Chapter 2: Description of Samples and Populations

STAT 218 - Week 3, Lecture 1

January 22^th, 2024

This Week

This week we will…

learn to examine “Spread of Distributions”
identify the relationship between probability and the life science
begin our exploration of statistical inference
meet the family of normal curves
calculate/assess areas under a normal curve
assess Normality

Last Week’s Glossary - Check Your Understanding!

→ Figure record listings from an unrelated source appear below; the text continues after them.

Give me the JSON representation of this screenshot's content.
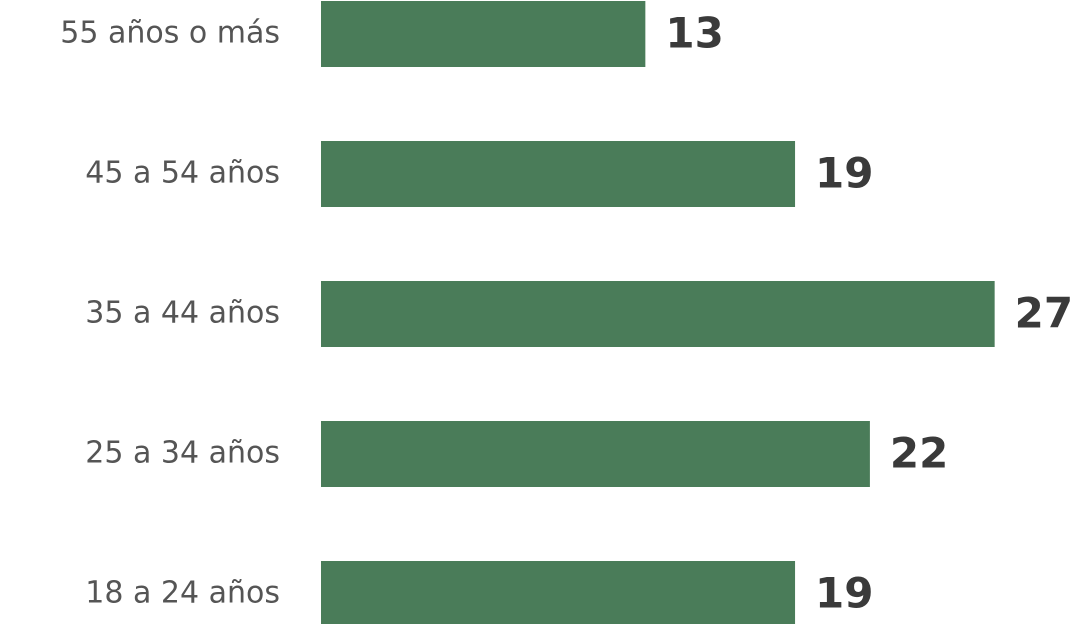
{
  "chart_data": {
    "type": "bar",
    "orientation": "horizontal",
    "categories": [
      "55 años o más",
      "45 a 54 años",
      "35 a 44 años",
      "25 a 34 años",
      "18 a 24 años"
    ],
    "values": [
      13,
      19,
      27,
      22,
      19
    ],
    "color": "#4a7c59"
  }
}
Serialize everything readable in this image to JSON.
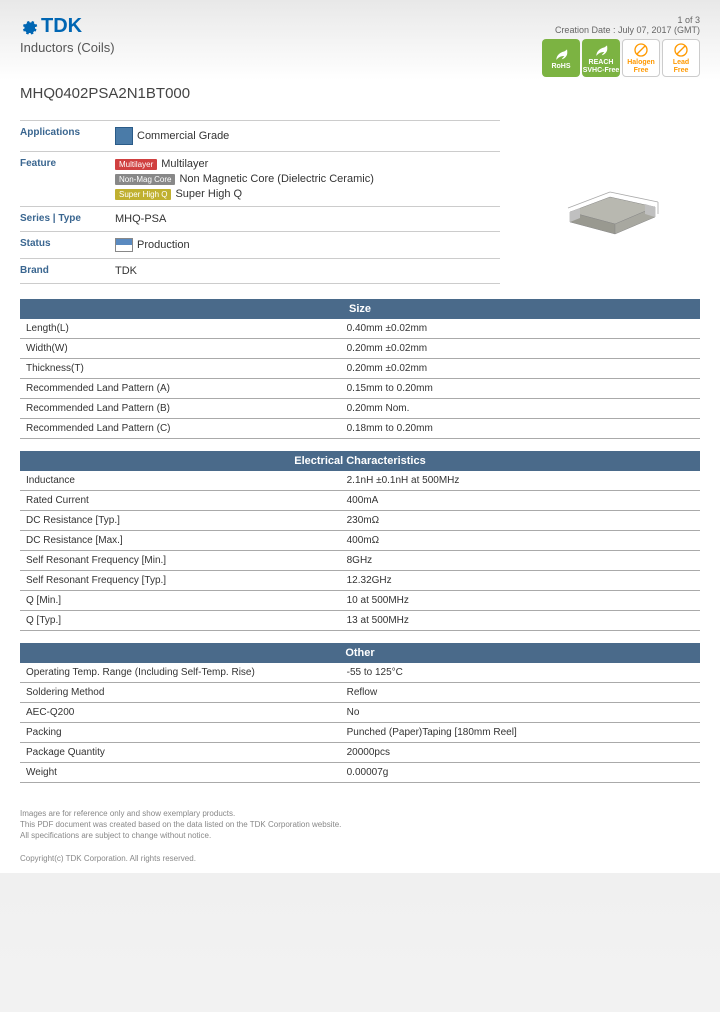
{
  "brand": "TDK",
  "category": "Inductors (Coils)",
  "pageInfo": "1 of 3",
  "creationDate": "Creation Date : July 07, 2017 (GMT)",
  "partNumber": "MHQ0402PSA2N1BT000",
  "badges": [
    {
      "label": "RoHS",
      "bg": "green"
    },
    {
      "label": "REACH\nSVHC-Free",
      "bg": "green"
    },
    {
      "label": "Halogen\nFree",
      "bg": "orange"
    },
    {
      "label": "Lead\nFree",
      "bg": "orange"
    }
  ],
  "attrs": {
    "applications": {
      "label": "Applications",
      "text": "Commercial Grade"
    },
    "feature": {
      "label": "Feature",
      "items": [
        {
          "chip": "Multilayer",
          "chipColor": "red",
          "text": "Multilayer"
        },
        {
          "chip": "Non-Mag Core",
          "chipColor": "gray",
          "text": "Non Magnetic Core (Dielectric Ceramic)"
        },
        {
          "chip": "Super High Q",
          "chipColor": "yellow",
          "text": "Super High Q"
        }
      ]
    },
    "series": {
      "label": "Series | Type",
      "text": "MHQ-PSA"
    },
    "status": {
      "label": "Status",
      "text": "Production"
    },
    "brand": {
      "label": "Brand",
      "text": "TDK"
    }
  },
  "sections": [
    {
      "title": "Size",
      "rows": [
        {
          "k": "Length(L)",
          "v": "0.40mm ±0.02mm"
        },
        {
          "k": "Width(W)",
          "v": "0.20mm ±0.02mm"
        },
        {
          "k": "Thickness(T)",
          "v": "0.20mm ±0.02mm"
        },
        {
          "k": "Recommended Land Pattern (A)",
          "v": "0.15mm to 0.20mm"
        },
        {
          "k": "Recommended Land Pattern (B)",
          "v": "0.20mm Nom."
        },
        {
          "k": "Recommended Land Pattern (C)",
          "v": "0.18mm to 0.20mm"
        }
      ]
    },
    {
      "title": "Electrical Characteristics",
      "rows": [
        {
          "k": "Inductance",
          "v": "2.1nH ±0.1nH at 500MHz"
        },
        {
          "k": "Rated Current",
          "v": "400mA"
        },
        {
          "k": "DC Resistance [Typ.]",
          "v": "230mΩ"
        },
        {
          "k": "DC Resistance [Max.]",
          "v": "400mΩ"
        },
        {
          "k": "Self Resonant Frequency [Min.]",
          "v": "8GHz"
        },
        {
          "k": "Self Resonant Frequency [Typ.]",
          "v": "12.32GHz"
        },
        {
          "k": "Q [Min.]",
          "v": "10 at 500MHz"
        },
        {
          "k": "Q [Typ.]",
          "v": "13 at 500MHz"
        }
      ]
    },
    {
      "title": "Other",
      "rows": [
        {
          "k": "Operating Temp. Range (Including Self-Temp. Rise)",
          "v": "-55 to 125°C"
        },
        {
          "k": "Soldering Method",
          "v": "Reflow"
        },
        {
          "k": "AEC-Q200",
          "v": "No"
        },
        {
          "k": "Packing",
          "v": "Punched (Paper)Taping [180mm Reel]"
        },
        {
          "k": "Package Quantity",
          "v": "20000pcs"
        },
        {
          "k": "Weight",
          "v": "0.00007g"
        }
      ]
    }
  ],
  "footer": [
    "Images are for reference only and show exemplary products.",
    "This PDF document was created based on the data listed on the TDK Corporation website.",
    "All specifications are subject to change without notice."
  ],
  "copyright": "Copyright(c) TDK Corporation. All rights reserved."
}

parameter	statistic	descriptive statistics	central tendency
mean	median	mode	Quarto
source pane	render	code chunk	ordinal variable
categorical variable	numeric variable	nominal variable	YAML (what?)
discrete variable	Bill Gates	continuous variable	robustness
exponential distribution	bimodal	right-skewed	left-skewed

Spread of Distributions

Let’s Remember This Example

Let’s assume we managed to collect data from our squirrels on campus :) Our class was divided into three groups, and each group measured the weights (lbs) of 10 squirrels. Here are the results:

Group 1: 1.25, 1.25, 1.25, 1.25, 1.25, 1.25, 1.25, 1.25, 1.25, 1.25

Group 2: 1.0, 1.0, 1.0, 1.0, 1.0, 1.5, 1.5, 1.5, 1.5, 1.5

Group 3: 1.0, 1.4, 1.2, 1.4, 1.1, 1.3, 1.6, 1.0, 1.2, 1.3

Dr. Demirci mentioned that looking at these numbers is so confusing. Can you please calculate the sample mean for them to summarize this data?

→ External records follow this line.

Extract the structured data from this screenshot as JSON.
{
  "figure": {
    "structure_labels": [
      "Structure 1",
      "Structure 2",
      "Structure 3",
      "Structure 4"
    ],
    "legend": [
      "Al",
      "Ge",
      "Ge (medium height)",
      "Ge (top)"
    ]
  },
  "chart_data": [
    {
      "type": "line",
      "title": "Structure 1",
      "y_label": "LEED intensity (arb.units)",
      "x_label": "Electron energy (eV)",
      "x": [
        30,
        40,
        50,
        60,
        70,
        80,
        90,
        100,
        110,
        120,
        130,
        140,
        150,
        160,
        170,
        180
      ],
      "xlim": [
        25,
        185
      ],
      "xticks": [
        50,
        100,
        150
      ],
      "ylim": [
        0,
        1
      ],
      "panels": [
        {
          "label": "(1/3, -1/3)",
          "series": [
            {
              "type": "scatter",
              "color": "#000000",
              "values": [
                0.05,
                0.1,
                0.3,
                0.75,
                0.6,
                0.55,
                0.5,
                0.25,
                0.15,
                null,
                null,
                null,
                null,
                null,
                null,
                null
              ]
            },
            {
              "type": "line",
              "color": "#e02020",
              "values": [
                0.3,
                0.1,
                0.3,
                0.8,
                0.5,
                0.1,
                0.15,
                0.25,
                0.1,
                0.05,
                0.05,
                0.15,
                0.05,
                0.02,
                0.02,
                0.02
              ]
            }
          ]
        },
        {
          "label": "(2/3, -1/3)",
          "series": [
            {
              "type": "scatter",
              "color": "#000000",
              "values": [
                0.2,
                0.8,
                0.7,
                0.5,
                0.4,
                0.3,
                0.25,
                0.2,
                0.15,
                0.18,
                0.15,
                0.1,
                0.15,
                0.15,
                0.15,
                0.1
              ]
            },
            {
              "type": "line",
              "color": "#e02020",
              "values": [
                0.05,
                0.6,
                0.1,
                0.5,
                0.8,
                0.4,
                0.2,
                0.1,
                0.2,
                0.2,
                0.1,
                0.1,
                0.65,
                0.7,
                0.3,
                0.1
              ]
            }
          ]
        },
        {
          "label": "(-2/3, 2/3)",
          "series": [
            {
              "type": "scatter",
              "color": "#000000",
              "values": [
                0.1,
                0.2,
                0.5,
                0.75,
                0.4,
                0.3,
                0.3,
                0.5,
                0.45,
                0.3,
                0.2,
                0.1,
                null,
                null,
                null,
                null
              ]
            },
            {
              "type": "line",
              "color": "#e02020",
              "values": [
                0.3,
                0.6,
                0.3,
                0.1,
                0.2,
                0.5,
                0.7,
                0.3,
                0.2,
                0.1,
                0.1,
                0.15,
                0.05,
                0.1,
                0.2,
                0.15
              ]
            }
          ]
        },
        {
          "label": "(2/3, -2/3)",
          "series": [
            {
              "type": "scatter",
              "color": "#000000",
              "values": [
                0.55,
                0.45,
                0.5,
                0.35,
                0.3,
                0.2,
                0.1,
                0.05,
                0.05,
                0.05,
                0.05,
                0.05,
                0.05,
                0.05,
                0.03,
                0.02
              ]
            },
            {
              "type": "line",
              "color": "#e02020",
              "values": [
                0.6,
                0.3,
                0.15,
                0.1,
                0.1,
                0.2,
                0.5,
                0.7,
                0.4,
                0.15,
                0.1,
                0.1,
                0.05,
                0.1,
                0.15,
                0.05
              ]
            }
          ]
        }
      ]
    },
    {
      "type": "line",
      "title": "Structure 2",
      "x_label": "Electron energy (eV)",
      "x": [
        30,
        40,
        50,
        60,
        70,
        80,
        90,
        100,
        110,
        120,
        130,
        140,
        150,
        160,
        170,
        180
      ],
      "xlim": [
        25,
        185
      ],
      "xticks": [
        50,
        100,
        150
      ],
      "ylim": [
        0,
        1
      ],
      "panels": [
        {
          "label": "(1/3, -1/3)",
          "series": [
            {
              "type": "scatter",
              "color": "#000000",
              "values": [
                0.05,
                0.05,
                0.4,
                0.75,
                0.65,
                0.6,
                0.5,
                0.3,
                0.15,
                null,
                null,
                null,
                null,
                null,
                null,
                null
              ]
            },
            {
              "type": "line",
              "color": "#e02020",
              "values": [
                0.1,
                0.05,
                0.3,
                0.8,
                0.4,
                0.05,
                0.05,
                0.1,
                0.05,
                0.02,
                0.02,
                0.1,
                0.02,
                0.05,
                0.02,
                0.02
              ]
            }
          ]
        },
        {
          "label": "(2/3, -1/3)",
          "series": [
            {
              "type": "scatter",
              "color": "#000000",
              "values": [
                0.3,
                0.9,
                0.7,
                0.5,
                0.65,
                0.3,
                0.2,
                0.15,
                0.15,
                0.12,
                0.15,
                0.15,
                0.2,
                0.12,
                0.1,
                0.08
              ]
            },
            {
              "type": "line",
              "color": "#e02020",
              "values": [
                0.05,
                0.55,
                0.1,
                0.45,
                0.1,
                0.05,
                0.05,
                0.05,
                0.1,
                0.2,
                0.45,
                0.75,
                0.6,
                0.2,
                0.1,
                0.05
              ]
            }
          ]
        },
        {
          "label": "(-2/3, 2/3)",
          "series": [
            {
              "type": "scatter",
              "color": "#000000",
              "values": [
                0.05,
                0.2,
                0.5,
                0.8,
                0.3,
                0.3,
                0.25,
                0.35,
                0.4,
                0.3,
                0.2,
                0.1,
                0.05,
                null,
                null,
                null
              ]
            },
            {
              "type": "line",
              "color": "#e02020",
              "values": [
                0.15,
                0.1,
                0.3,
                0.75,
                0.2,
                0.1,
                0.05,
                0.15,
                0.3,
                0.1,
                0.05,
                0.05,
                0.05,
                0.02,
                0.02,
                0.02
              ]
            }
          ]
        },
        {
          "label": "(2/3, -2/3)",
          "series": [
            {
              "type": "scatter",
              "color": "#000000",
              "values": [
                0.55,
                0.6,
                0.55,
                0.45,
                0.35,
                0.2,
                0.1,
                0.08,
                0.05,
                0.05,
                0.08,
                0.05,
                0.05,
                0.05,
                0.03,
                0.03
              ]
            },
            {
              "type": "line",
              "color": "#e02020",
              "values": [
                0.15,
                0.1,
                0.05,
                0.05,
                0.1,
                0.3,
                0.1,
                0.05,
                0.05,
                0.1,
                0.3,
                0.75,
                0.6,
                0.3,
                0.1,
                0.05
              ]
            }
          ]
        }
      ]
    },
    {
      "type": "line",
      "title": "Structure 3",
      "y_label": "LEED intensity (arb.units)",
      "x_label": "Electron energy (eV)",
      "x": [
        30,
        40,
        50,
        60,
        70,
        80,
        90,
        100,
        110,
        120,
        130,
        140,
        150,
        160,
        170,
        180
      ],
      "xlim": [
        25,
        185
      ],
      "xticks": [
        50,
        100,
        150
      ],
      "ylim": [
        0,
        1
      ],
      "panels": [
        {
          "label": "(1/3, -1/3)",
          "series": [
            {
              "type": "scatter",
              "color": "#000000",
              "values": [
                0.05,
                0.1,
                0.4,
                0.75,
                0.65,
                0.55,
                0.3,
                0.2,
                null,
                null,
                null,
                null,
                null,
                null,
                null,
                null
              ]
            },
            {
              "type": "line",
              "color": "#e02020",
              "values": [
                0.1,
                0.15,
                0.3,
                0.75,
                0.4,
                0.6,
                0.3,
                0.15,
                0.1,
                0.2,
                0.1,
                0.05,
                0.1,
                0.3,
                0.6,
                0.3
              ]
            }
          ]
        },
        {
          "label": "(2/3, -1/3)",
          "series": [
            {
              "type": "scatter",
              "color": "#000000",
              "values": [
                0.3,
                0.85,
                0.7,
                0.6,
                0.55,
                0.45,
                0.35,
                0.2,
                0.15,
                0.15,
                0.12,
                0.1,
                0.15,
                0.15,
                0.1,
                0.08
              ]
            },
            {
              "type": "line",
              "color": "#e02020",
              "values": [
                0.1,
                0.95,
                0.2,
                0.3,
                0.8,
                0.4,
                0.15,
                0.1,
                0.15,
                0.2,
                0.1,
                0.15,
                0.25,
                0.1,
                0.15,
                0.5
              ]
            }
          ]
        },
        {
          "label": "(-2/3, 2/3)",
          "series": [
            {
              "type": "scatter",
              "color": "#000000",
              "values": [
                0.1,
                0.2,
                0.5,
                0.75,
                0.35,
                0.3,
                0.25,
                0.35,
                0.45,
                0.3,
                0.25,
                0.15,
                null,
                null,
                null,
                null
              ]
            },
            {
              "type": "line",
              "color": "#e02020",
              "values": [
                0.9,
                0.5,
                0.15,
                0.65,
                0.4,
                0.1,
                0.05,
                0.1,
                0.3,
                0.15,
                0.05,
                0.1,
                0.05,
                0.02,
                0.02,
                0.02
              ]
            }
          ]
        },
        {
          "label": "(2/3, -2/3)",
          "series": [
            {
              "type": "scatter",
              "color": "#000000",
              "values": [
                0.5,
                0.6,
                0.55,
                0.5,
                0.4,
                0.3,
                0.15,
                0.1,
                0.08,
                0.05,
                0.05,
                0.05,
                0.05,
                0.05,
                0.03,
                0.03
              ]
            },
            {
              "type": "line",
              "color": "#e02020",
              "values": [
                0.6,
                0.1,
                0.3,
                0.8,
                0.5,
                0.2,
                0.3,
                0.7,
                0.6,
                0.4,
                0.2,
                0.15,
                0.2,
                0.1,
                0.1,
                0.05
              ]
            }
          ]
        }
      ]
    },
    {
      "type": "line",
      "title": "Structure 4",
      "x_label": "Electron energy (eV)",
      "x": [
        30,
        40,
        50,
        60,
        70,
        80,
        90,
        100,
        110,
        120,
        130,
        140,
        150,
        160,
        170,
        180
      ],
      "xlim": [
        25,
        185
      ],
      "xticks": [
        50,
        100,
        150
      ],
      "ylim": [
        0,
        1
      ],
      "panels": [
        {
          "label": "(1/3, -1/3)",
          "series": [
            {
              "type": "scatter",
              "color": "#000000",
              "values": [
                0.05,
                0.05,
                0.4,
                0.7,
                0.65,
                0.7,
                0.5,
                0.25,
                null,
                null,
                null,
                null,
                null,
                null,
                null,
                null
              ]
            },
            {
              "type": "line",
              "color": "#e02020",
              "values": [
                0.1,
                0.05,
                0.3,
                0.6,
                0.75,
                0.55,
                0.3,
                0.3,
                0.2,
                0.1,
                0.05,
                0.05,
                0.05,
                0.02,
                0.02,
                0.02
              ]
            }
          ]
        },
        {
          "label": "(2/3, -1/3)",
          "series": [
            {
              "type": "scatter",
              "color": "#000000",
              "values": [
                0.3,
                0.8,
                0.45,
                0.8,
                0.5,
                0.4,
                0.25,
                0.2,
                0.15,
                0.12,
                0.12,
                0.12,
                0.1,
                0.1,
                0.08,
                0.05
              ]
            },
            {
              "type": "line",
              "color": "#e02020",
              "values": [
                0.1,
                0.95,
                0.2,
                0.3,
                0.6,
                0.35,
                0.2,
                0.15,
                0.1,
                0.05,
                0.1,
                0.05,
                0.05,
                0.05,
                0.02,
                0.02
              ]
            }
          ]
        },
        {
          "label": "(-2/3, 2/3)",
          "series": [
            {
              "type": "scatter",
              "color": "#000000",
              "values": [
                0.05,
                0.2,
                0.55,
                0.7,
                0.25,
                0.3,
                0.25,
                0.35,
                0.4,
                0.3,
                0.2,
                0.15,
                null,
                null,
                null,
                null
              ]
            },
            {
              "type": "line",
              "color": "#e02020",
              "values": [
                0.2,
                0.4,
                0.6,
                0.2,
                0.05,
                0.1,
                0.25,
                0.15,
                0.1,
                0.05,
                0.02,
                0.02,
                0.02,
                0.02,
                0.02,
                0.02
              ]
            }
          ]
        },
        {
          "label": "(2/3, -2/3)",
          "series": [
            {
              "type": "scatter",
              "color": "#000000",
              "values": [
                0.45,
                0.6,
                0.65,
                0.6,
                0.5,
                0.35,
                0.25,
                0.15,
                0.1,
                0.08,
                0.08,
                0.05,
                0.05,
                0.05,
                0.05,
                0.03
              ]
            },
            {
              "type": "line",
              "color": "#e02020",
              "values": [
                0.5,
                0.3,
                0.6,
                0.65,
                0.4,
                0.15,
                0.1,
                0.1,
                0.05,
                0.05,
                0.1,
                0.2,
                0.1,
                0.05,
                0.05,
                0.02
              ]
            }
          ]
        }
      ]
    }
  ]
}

All these groups calculated the same mean, which is 1.25 lbs. Dr. Demirci seemed not so happy with this number.

Why?

Spread of Distribution

So far, we’ve explored the shapes and central tendencies of distributions
- but an effective depiction of a distribution should also capture its dispersion
  - whether the observations in the sample are mostly uniform or exhibit significant variation.
We can also report this by using
- Range
- Standard Deviation
- Interquartile Range

Range

Range is one of the measures of dispersion indicating the difference between largest and smallest observations in a sample.
Let’s calculate range
- Group 1: \(1.25 - 1.25 = 0\)
- Group 2: \(1.5 - 1.0 = 0.5\)
- Group 3: \(1.6 - 1.0 = 0.6\)

Warning

Range is easy to calculate, but very sensitive to extreme values
- It is not robust.

Standard Deviation and Variance

Variance is denoted as \(s^2\), which is the standard deviation squared
Let’s calculate standard deviation for each squirrel group!

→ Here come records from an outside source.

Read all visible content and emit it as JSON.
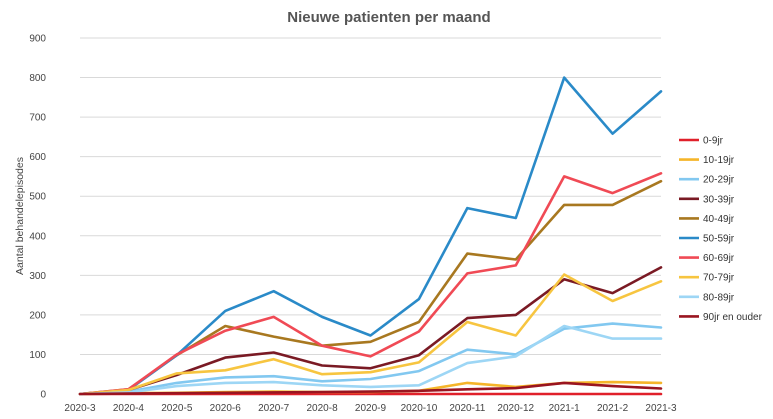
{
  "chart_data": {
    "type": "line",
    "title": "Nieuwe patienten per maand",
    "xlabel": "",
    "ylabel": "Aantal behandelepisodes",
    "ylim": [
      0,
      900
    ],
    "yticks": [
      0,
      100,
      200,
      300,
      400,
      500,
      600,
      700,
      800,
      900
    ],
    "grid": true,
    "legend_position": "right",
    "x": [
      "2020-3",
      "2020-4",
      "2020-5",
      "2020-6",
      "2020-7",
      "2020-8",
      "2020-9",
      "2020-10",
      "2020-11",
      "2020-12",
      "2021-1",
      "2021-2",
      "2021-3"
    ],
    "series": [
      {
        "name": "0-9jr",
        "color": "#e0202a",
        "values": [
          0,
          0,
          0,
          0,
          0,
          0,
          0,
          0,
          0,
          0,
          0,
          0,
          0
        ]
      },
      {
        "name": "10-19jr",
        "color": "#f5b52a",
        "values": [
          0,
          2,
          3,
          5,
          6,
          5,
          5,
          8,
          28,
          18,
          28,
          30,
          28
        ]
      },
      {
        "name": "20-29jr",
        "color": "#82c8f0",
        "values": [
          0,
          6,
          28,
          42,
          45,
          32,
          38,
          58,
          112,
          100,
          165,
          178,
          168
        ]
      },
      {
        "name": "30-39jr",
        "color": "#7a1a24",
        "values": [
          0,
          10,
          48,
          92,
          105,
          72,
          65,
          98,
          192,
          200,
          290,
          255,
          320
        ]
      },
      {
        "name": "40-49jr",
        "color": "#a87820",
        "values": [
          0,
          12,
          98,
          172,
          145,
          122,
          132,
          182,
          355,
          340,
          478,
          478,
          538
        ]
      },
      {
        "name": "50-59jr",
        "color": "#2a8ac8",
        "values": [
          0,
          10,
          98,
          210,
          260,
          195,
          148,
          240,
          470,
          445,
          800,
          658,
          765
        ]
      },
      {
        "name": "60-69jr",
        "color": "#f04a55",
        "values": [
          0,
          12,
          100,
          160,
          195,
          122,
          95,
          158,
          305,
          325,
          550,
          508,
          558
        ]
      },
      {
        "name": "70-79jr",
        "color": "#f7c540",
        "values": [
          0,
          10,
          52,
          60,
          88,
          50,
          55,
          80,
          182,
          148,
          302,
          235,
          285
        ]
      },
      {
        "name": "80-89jr",
        "color": "#9dd6f5",
        "values": [
          0,
          4,
          20,
          28,
          30,
          22,
          18,
          22,
          78,
          95,
          172,
          140,
          140
        ]
      },
      {
        "name": "90jr en ouder",
        "color": "#9a1520",
        "values": [
          0,
          1,
          2,
          3,
          4,
          5,
          6,
          8,
          12,
          15,
          28,
          20,
          14
        ]
      }
    ]
  }
}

Quartile Range & Interquartile Range

Comparison of Measures of Dispersion

The range is simple to understand, but it can be a poor descriptive measure because it depends only on the extreme tails of the distribution.
- highly nonrobust.
The interquartile range, by contrast, describes the spread in the central “body” of the distribution.
The standard deviation takes account of all the observations and can roughly be interpreted in terms of the spread of the observations around their mean.
- However, the SD can be inflated by observations in the extreme tails.
The interquartile range is a robust measure, while the SD is not robust.

Probability and the Life Sciences

Descriptive and Inferential Statistics

Descriptive statistics are instrumental in describing, summarizing, and exploring our data.
- However, our ambitions often extend beyond the specific animals, plants, microorganisms, or units observed.
  - We aim to construct models for prediction, make generalizations, and draw conclusions (inferential statistics) by looking at our sample characteristics.
BUT how can Homo sapiens make inferences in a complex and imperfect world, which typically surpasses their understanding?
- Despite their best efforts, every piece of equipment they manufacture will inevitably have a failure rate.
- Travel plans? Well, they can’t be sure that nothing unexpected will pop up. (Did our ancestors accurately predict their next evolutionary leap, or were they even aware of it? Probably too busy avoiding/hunting saber-toothed tigers .)
- The effect they expect to see in your treatment group? Well, there is a risk involved with every treatment.
  - How can they deal with uncertainties? (Discuss with your neighbor)

some of the sections based on Dawson’s chapter on probability (2008)

Statistical Theory, Probability, and Inferential Statistics

Statistical theory provides guidance by,
- utilizing random sampling models and accounting for data variability.
- encouraging us to view our study data as a sample (a representative one) from a larger population,
  - with the population being the primary focus of scientific or practical curiosity.
- AND most importantly, these inferences are shaped by the rules of probability!
  - armed with the rules of probability, we can make informed decisions that increase the likelihood of a good outcome.
  - And inferential statistics, with its roots in probability theory, allows us to calculate risks in our research.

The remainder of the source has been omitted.